Ook zongen wij met ons jongerenkoor zelfs een keer op zondag in de gevangenis van Scheveningen maar… rokjes waren verboden toen. Dit alles was, denken we nu, in de tijd van pastoor van Mastwijk na een periode ervoor pastoor Raadschelders die natuurlijk ook landelijk bekend werd als radiopastoor. Weet je, ook leuk om te vertellen, er was in die jaren ook een aalmoezenier Jansen van het marinevliegkamp Valkenburg. Hij ging soms ook voor in een viering bij ons in de kerk. We weten hem zeker nog te herinneren. Waarom? Zijn preken waren adembenemend, want hij begon bijna altijd met de zin ‘Ik ben de vergeler’ en alle toen bestaande wasmiddelen werden daarna door hem benoemd. Het was allemaal heel vernieuwend in die jaren en de kerk zat bij zijn komst echt altijd helemaal vol! Je kan het je nu nauwelijks meer voorstellen, maar de (lied)teksten maakten we toen ook zelf, wat een prachttijd was het toch! We denken dat we hiermee jouw vraag over de geschiedenis van het kruis met Pasen wel voldoende hebben beantwoord?”: aldus de enthousiast verhalende Valkjes.

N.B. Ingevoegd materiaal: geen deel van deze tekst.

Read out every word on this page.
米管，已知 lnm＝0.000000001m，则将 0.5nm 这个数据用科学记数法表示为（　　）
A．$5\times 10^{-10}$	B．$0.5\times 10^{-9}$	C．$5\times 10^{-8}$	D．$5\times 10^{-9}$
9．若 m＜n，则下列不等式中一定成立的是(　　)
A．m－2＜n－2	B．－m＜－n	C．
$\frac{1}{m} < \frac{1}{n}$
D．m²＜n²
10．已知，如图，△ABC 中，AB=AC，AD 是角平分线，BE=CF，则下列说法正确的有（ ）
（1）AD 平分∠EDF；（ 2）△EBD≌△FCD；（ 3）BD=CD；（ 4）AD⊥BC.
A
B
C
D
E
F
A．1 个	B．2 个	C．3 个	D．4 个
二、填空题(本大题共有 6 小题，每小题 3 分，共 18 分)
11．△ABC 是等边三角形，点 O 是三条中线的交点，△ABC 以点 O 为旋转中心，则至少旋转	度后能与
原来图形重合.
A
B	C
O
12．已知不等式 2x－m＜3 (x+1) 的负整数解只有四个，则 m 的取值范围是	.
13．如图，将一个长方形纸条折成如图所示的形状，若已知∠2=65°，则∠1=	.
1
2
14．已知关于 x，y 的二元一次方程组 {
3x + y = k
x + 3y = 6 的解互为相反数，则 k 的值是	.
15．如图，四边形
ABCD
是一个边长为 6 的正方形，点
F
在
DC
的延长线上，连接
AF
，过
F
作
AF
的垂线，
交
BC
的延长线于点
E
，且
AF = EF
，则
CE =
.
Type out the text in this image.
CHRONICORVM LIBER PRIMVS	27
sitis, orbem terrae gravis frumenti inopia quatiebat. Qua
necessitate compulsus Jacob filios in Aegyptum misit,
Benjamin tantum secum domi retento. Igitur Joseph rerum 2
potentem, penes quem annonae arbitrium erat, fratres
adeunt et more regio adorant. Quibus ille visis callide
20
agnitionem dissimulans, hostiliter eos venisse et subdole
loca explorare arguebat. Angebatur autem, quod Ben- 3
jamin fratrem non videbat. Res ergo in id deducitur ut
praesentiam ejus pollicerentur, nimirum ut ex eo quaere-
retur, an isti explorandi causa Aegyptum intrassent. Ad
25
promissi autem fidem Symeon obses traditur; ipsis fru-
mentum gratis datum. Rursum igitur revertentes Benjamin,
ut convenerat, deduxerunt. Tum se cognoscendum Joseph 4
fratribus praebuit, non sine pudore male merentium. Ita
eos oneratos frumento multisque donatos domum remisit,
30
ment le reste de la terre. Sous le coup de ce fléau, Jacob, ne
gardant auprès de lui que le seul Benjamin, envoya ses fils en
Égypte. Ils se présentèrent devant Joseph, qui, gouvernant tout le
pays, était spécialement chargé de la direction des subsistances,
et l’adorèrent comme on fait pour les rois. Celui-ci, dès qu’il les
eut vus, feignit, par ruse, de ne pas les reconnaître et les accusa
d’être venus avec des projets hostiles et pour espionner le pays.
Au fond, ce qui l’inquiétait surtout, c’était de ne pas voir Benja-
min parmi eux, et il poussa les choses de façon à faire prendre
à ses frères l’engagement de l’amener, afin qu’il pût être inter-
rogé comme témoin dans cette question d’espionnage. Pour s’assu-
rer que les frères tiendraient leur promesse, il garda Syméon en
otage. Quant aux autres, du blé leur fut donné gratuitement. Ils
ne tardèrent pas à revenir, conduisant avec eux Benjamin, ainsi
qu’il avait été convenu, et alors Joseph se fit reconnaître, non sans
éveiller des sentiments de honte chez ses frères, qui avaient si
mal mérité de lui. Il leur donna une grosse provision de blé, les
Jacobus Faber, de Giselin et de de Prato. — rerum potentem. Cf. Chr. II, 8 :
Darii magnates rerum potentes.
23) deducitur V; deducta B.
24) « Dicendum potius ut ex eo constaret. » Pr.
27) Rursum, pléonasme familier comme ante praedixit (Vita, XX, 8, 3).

Waar komt dat kruis achterin de kerk dan vandaan?

In ‘Kerkcollectie digitaal’ heeft een medewerker van het Museum Catharijneconvent in mei 2020 o.a. de complete inventaris van onze kerk, sacristie en pastorie gefotografeerd en vastgelegd in het kader van ‘Erfgoed in Kerken en Kloosters’. Daarbij werd het kruis dat nu te midden van de twee borden met gedachteniskruisjes hangt bij de ingang naar de pastorie voorzien van de kwalificatie ‘Emotionele waarde of documentaire waarde voor de parochie’. Het is een missiekruis uit 1919 dat bestemd was voor de parochiële volksmissies en retraites. Dat was tijdens de jaren van pastoor Hendriks (1908 – 1921), ook de schilder van de kruiswegstaties. Het is een houten kruis met een gipsen corpus. De balken eindigen in een driepas en op de onderste driepas staat ‘MISSIE 1919’ en het is 2.75 meter hoog en ongeveer 1.47 meter breed. Leuke opmerking in het rapport: ‘Er zitten gaatjes aan de onderzijde van het kruis, vermoedelijk van punaises’.

(Noot van de webredactie: De foto’s zijn sfeerfoto’s van andere jongerenkoren uit die zeventiger jaren om een beter beeld van die jaren te kunnen krijgen.).